The Trump administration may have abandoned its official efforts to insert a citizenship question into the 2020 U.S. census, but that doesn't mean the effects of those efforts aren't continuing. About a quarter of a million households are being asked that question, for every member of the household, as part of a "test" census form sent out to nearly half a million households.
It's not quite as hinky as it might at first seem. This is the test that was supposed to be done in order to gauge how the question would affect census responses, but that Trump administration officials wanted to ignore in their efforts to get the question on the 2020 census in time for census deadlines. The Census Bureau's experts believed that asking the question would result in fewer households returning the census at all, fearing that their answers would be used to target any noncitizen members of their families or simply as a reaction to the heightened suspicion that census probing was being used as a tool for law enforcement rather than for data collection. That would skew the census, perhaps heavily, in favor of white communities and white districts at the expense of those with more immigrants. This test will allow researchers to quantify that effect.
It is not without risks, however, Even though the form being sent out now is only a test version, it is still likely to raise the same suspicions—and it may not be clear to every household that it is, in fact, just a test. Recipients of the test version may be more suspicious of returning the real census forms later on, even if the same question no longer appears on them.
In the meantime, the Trump administration is continuing to be Official Assholes about the census efforts in general, and is evidently still devoted to using whatever citizenship data it can collect for a post-census reapportioning of federal power more heavily toward predominantly white communities. Rep. Ayanna Pressley asked Census Bureau director Steven Dillingham, during a Wednesday House Oversight subcommittee hearing, to clarify details of Donald Trump's executive order demanding that each federal agency assemble its existing citizenship data and send it on so that a government-wide data set could be crafted.
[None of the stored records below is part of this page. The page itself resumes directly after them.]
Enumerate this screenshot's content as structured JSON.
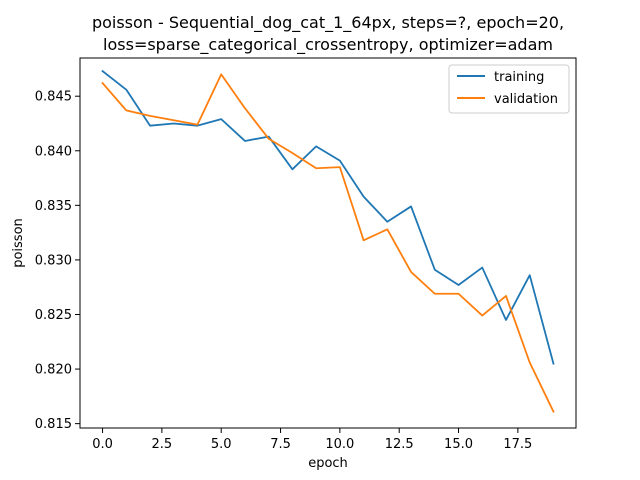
{
  "chart_data": {
    "type": "line",
    "title_line1": "poisson - Sequential_dog_cat_1_64px, steps=?, epoch=20,",
    "title_line2": "loss=sparse_categorical_crossentropy, optimizer=adam",
    "xlabel": "epoch",
    "ylabel": "poisson",
    "xlim": [
      -0.95,
      19.95
    ],
    "ylim": [
      0.8146,
      0.8485
    ],
    "xticks": [
      0,
      2.5,
      5,
      7.5,
      10,
      12.5,
      15,
      17.5
    ],
    "xtick_labels": [
      "0.0",
      "2.5",
      "5.0",
      "7.5",
      "10.0",
      "12.5",
      "15.0",
      "17.5"
    ],
    "yticks": [
      0.815,
      0.82,
      0.825,
      0.83,
      0.835,
      0.84,
      0.845
    ],
    "ytick_labels": [
      "0.815",
      "0.820",
      "0.825",
      "0.830",
      "0.835",
      "0.840",
      "0.845"
    ],
    "grid": false,
    "legend_position": "top-right",
    "x": [
      0,
      1,
      2,
      3,
      4,
      5,
      6,
      7,
      8,
      9,
      10,
      11,
      12,
      13,
      14,
      15,
      16,
      17,
      18,
      19
    ],
    "series": [
      {
        "name": "training",
        "color": "#1f77b4",
        "values": [
          0.8473,
          0.8456,
          0.8423,
          0.8425,
          0.8423,
          0.8429,
          0.8409,
          0.8413,
          0.8383,
          0.8404,
          0.8391,
          0.8358,
          0.8335,
          0.8349,
          0.8291,
          0.8277,
          0.8293,
          0.8245,
          0.8286,
          0.8205
        ]
      },
      {
        "name": "validation",
        "color": "#ff7f0e",
        "values": [
          0.8462,
          0.8437,
          0.8432,
          0.8428,
          0.8424,
          0.847,
          0.8439,
          0.8411,
          0.8398,
          0.8384,
          0.8385,
          0.8318,
          0.8328,
          0.8289,
          0.8269,
          0.8269,
          0.8249,
          0.8267,
          0.8206,
          0.8161
        ]
      }
    ]
  }
}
Specifically, she asked whether the data being collected would be specific enough that it could be used as the basis for Electoral College and House of Representatives reapportionment among states (of the sort that anti-immigration Republican strategists are demanding) and whether the Census Bureau, which he runs, would be handing the collected citizenship data over to assist states in doing their own post-census, citizen-filtered redistricting.
He couldn't answer those questions, which, as you can imagine, did not satisfy Pressley. "Let me get back to you on that," he promised. He's now been given 10 days to do so, so expect to hear more on this in nine days and 16 hours or so.
The Trump administration—or more accurately, the Republican Party as a whole—is still determined to do its damage on this one. It is taking every available avenue to boost its newly energized, white nationalism-infused agenda.